The modern Explorer remains rather unchanged from its 70's incarnation, still sporting the 496R/500T pickup configuration, the hybrid 50's/60's set neck with 22 fret rosewood fingerboard, tune-o-matic bridge and stopbar tailpiece, and two-volume/one-tone control configuration with 3-way toggle switch.
Someone at Gibson must have visited a psychic while designing the Explorer. The psychic would have said "guitar players will have the desire to play fast, much faster than today." because that's exactly what the Explorer is designed for - blazing speed. One listen to Brenden Small's guitar playing on any Dethklok album will confirm that shredding is a breeze on this guitar. Access to the higher frets is open, making those wide runs easy.
To facilitate this, the fretboard radius feels rather flat all the way down the neck, allowing for easier bending and faster runs than more traditional radius fretboards. Still, its nut width and scale length are Gibson standard sizes.

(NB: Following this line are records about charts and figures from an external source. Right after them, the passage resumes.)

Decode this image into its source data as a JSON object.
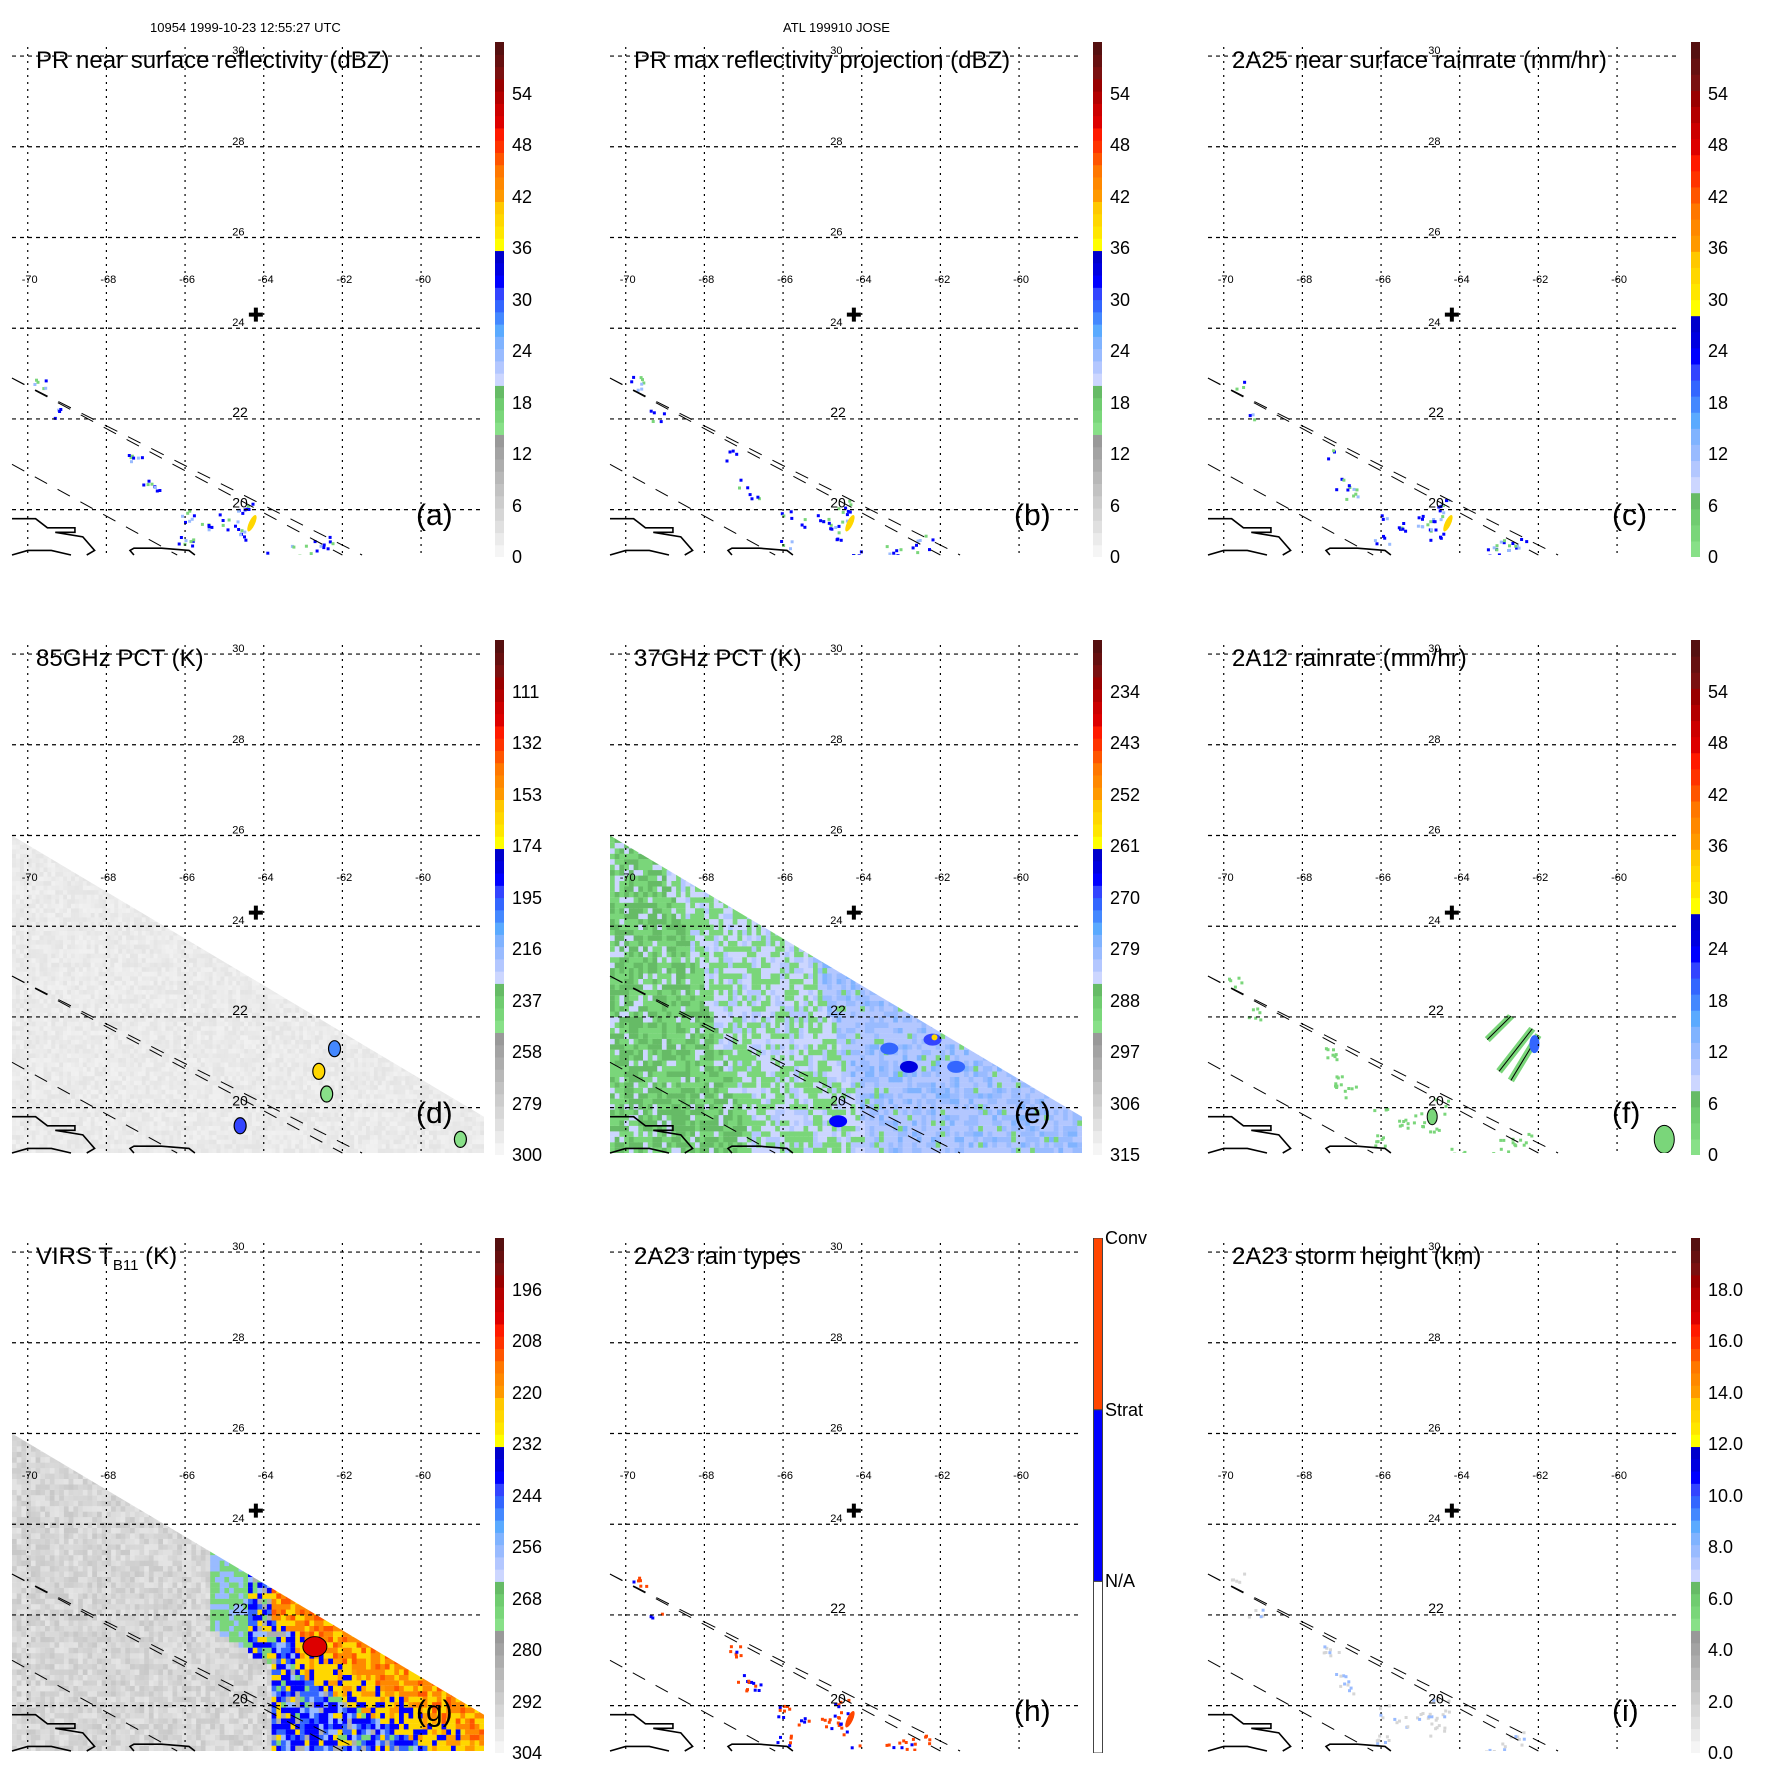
{
  "header": {
    "left": "10954 1999-10-23 12:55:27 UTC",
    "center": "ATL 199910 JOSE"
  },
  "colors": {
    "grid": "#000000",
    "coast": "#000000",
    "swath_edge": "#000000",
    "storm_center": "#000000",
    "conv": "#ff4500",
    "strat": "#0000ff",
    "na": "#ffffff"
  },
  "palette": [
    "#f5f5f5",
    "#ebebeb",
    "#e0e0e0",
    "#d6d6d6",
    "#cccccc",
    "#c2c2c2",
    "#b8b8b8",
    "#adadad",
    "#a3a3a3",
    "#999999",
    "#88e088",
    "#7ad67a",
    "#70cc70",
    "#66bb66",
    "#ccd6ff",
    "#b3c7ff",
    "#99bbff",
    "#80b3ff",
    "#5aaaff",
    "#4488ff",
    "#3366ff",
    "#3344ff",
    "#0000ff",
    "#0000e0",
    "#0000cc",
    "#ffff00",
    "#ffe600",
    "#ffd700",
    "#ffc800",
    "#ff9900",
    "#ff8800",
    "#ff7700",
    "#ff5500",
    "#ff3300",
    "#ff1a00",
    "#dd0000",
    "#cc0000",
    "#b30000",
    "#990000",
    "#7a1010",
    "#661010",
    "#551010"
  ],
  "chart_data": [
    {
      "id": "a",
      "type": "heatmap",
      "title": "PR near surface reflectivity (dBZ)",
      "panel_label": "(a)",
      "colorbar": {
        "ticks": [
          "0",
          "6",
          "12",
          "18",
          "24",
          "30",
          "36",
          "42",
          "48",
          "54"
        ],
        "range": [
          0,
          60
        ],
        "scheme": "dbz"
      },
      "field": "sparse",
      "lon_ticks": [
        "-70",
        "-68",
        "-66",
        "-64",
        "-62",
        "-60"
      ],
      "lat_ticks": [
        "30",
        "28",
        "26",
        "24",
        "22",
        "20"
      ],
      "storm_center": {
        "lon": -64.2,
        "lat": 24.3
      },
      "xlim": [
        -70.4,
        -58.4
      ],
      "ylim": [
        19.0,
        30.2
      ]
    },
    {
      "id": "b",
      "type": "heatmap",
      "title": "PR max reflectivity projection (dBZ)",
      "panel_label": "(b)",
      "colorbar": {
        "ticks": [
          "0",
          "6",
          "12",
          "18",
          "24",
          "30",
          "36",
          "42",
          "48",
          "54"
        ],
        "range": [
          0,
          60
        ],
        "scheme": "dbz"
      },
      "field": "sparse",
      "lon_ticks": [
        "-70",
        "-68",
        "-66",
        "-64",
        "-62",
        "-60"
      ],
      "lat_ticks": [
        "30",
        "28",
        "26",
        "24",
        "22",
        "20"
      ],
      "storm_center": {
        "lon": -64.2,
        "lat": 24.3
      },
      "xlim": [
        -70.4,
        -58.4
      ],
      "ylim": [
        19.0,
        30.2
      ]
    },
    {
      "id": "c",
      "type": "heatmap",
      "title": "2A25 near surface rainrate (mm/hr)",
      "panel_label": "(c)",
      "colorbar": {
        "ticks": [
          "0",
          "6",
          "12",
          "18",
          "24",
          "30",
          "36",
          "42",
          "48",
          "54"
        ],
        "range": [
          0,
          60
        ],
        "scheme": "rain"
      },
      "field": "sparse",
      "lon_ticks": [
        "-70",
        "-68",
        "-66",
        "-64",
        "-62",
        "-60"
      ],
      "lat_ticks": [
        "30",
        "28",
        "26",
        "24",
        "22",
        "20"
      ],
      "storm_center": {
        "lon": -64.2,
        "lat": 24.3
      },
      "xlim": [
        -70.4,
        -58.4
      ],
      "ylim": [
        19.0,
        30.2
      ]
    },
    {
      "id": "d",
      "type": "heatmap",
      "title": "85GHz PCT (K)",
      "panel_label": "(d)",
      "colorbar": {
        "ticks": [
          "300",
          "279",
          "258",
          "237",
          "216",
          "195",
          "174",
          "153",
          "132",
          "111"
        ],
        "range": [
          300,
          90
        ],
        "scheme": "dbz"
      },
      "field": "swath_gray",
      "lon_ticks": [
        "-70",
        "-68",
        "-66",
        "-64",
        "-62",
        "-60"
      ],
      "lat_ticks": [
        "30",
        "28",
        "26",
        "24",
        "22",
        "20"
      ],
      "storm_center": {
        "lon": -64.2,
        "lat": 24.3
      },
      "xlim": [
        -70.4,
        -58.4
      ],
      "ylim": [
        19.0,
        30.2
      ]
    },
    {
      "id": "e",
      "type": "heatmap",
      "title": "37GHz PCT (K)",
      "panel_label": "(e)",
      "colorbar": {
        "ticks": [
          "315",
          "306",
          "297",
          "288",
          "279",
          "270",
          "261",
          "252",
          "243",
          "234"
        ],
        "range": [
          315,
          225
        ],
        "scheme": "dbz"
      },
      "field": "swath_green_blue",
      "lon_ticks": [
        "-70",
        "-68",
        "-66",
        "-64",
        "-62",
        "-60"
      ],
      "lat_ticks": [
        "30",
        "28",
        "26",
        "24",
        "22",
        "20"
      ],
      "storm_center": {
        "lon": -64.2,
        "lat": 24.3
      },
      "xlim": [
        -70.4,
        -58.4
      ],
      "ylim": [
        19.0,
        30.2
      ]
    },
    {
      "id": "f",
      "type": "heatmap",
      "title": "2A12 rainrate (mm/hr)",
      "panel_label": "(f)",
      "colorbar": {
        "ticks": [
          "0",
          "6",
          "12",
          "18",
          "24",
          "30",
          "36",
          "42",
          "48",
          "54"
        ],
        "range": [
          0,
          60
        ],
        "scheme": "rain"
      },
      "field": "sparse_green",
      "lon_ticks": [
        "-70",
        "-68",
        "-66",
        "-64",
        "-62",
        "-60"
      ],
      "lat_ticks": [
        "30",
        "28",
        "26",
        "24",
        "22",
        "20"
      ],
      "storm_center": {
        "lon": -64.2,
        "lat": 24.3
      },
      "xlim": [
        -70.4,
        -58.4
      ],
      "ylim": [
        19.0,
        30.2
      ]
    },
    {
      "id": "g",
      "type": "heatmap",
      "title_main": "VIRS T",
      "title_sub": "B11",
      "title_tail": " (K)",
      "panel_label": "(g)",
      "colorbar": {
        "ticks": [
          "304",
          "292",
          "280",
          "268",
          "256",
          "244",
          "232",
          "220",
          "208",
          "196"
        ],
        "range": [
          304,
          184
        ],
        "scheme": "dbz"
      },
      "field": "swath_ir",
      "lon_ticks": [
        "-70",
        "-68",
        "-66",
        "-64",
        "-62",
        "-60"
      ],
      "lat_ticks": [
        "30",
        "28",
        "26",
        "24",
        "22",
        "20"
      ],
      "storm_center": {
        "lon": -64.2,
        "lat": 24.3
      },
      "xlim": [
        -70.4,
        -58.4
      ],
      "ylim": [
        19.0,
        30.2
      ]
    },
    {
      "id": "h",
      "type": "heatmap",
      "title": "2A23 rain types",
      "panel_label": "(h)",
      "colorbar": {
        "ticks": [
          "N/A",
          "Strat",
          "Conv"
        ],
        "scheme": "categorical"
      },
      "field": "sparse_types",
      "lon_ticks": [
        "-70",
        "-68",
        "-66",
        "-64",
        "-62",
        "-60"
      ],
      "lat_ticks": [
        "30",
        "28",
        "26",
        "24",
        "22",
        "20"
      ],
      "storm_center": {
        "lon": -64.2,
        "lat": 24.3
      },
      "xlim": [
        -70.4,
        -58.4
      ],
      "ylim": [
        19.0,
        30.2
      ]
    },
    {
      "id": "i",
      "type": "heatmap",
      "title": "2A23 storm height (km)",
      "panel_label": "(i)",
      "colorbar": {
        "ticks": [
          "0.0",
          "2.0",
          "4.0",
          "6.0",
          "8.0",
          "10.0",
          "12.0",
          "14.0",
          "16.0",
          "18.0"
        ],
        "range": [
          0,
          20
        ],
        "scheme": "dbz"
      },
      "field": "sparse_faint",
      "lon_ticks": [
        "-70",
        "-68",
        "-66",
        "-64",
        "-62",
        "-60"
      ],
      "lat_ticks": [
        "30",
        "28",
        "26",
        "24",
        "22",
        "20"
      ],
      "storm_center": {
        "lon": -64.2,
        "lat": 24.3
      },
      "xlim": [
        -70.4,
        -58.4
      ],
      "ylim": [
        19.0,
        30.2
      ]
    }
  ]
}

It doesn't take a keen eye to see that the Explorer isn't the most ergonomic design in the guitar world. In fact, it's rather large and awkward, which is ultimately why I ended up selling mine. Moving around a small stage or practice area almost always resulted in bumping the headstock or rear corner of the body on something or someone. However, despite its size, the Explorer is surprisingly light in weight.
The Explorer does well with a variety of sounds, but it would be a mistake to assert that its forte is not rock and metal. The 500T comes alive through a properly distorting tube amp, driving the preamp into harmonic armageddon and evoking a midrange grind that is addictive. This pickup works well with everything from Bad Company-style plexi gain to Stoner Metal to compressed, soaring power metal.
The 496 does cleaner tones and alternate-picked runs surprisingly well, although lower notes tend to blend together on fast runs. It has a very warm, mellow quality without being weak.
The 2009 Explorer I owned was immaculately constructed, leading me to wonder where the complaints of quality with newer Gibson guitars was founded. The guitar played well, sounded excellent, and looked badass. I actually regret selling it, and will likely own another some day.
Gibson guitars have a lifetime warranty, and are still hand-made right here in the USA. There are plenty of great guitars made elsewhere for less money, and there are many excellent values from many manufacturers. I think every guitar player should own at least one Gibson in their lifetime, to have a chance to connect with a great American legacy that has helped shape an artform and a culture for more than 75 years.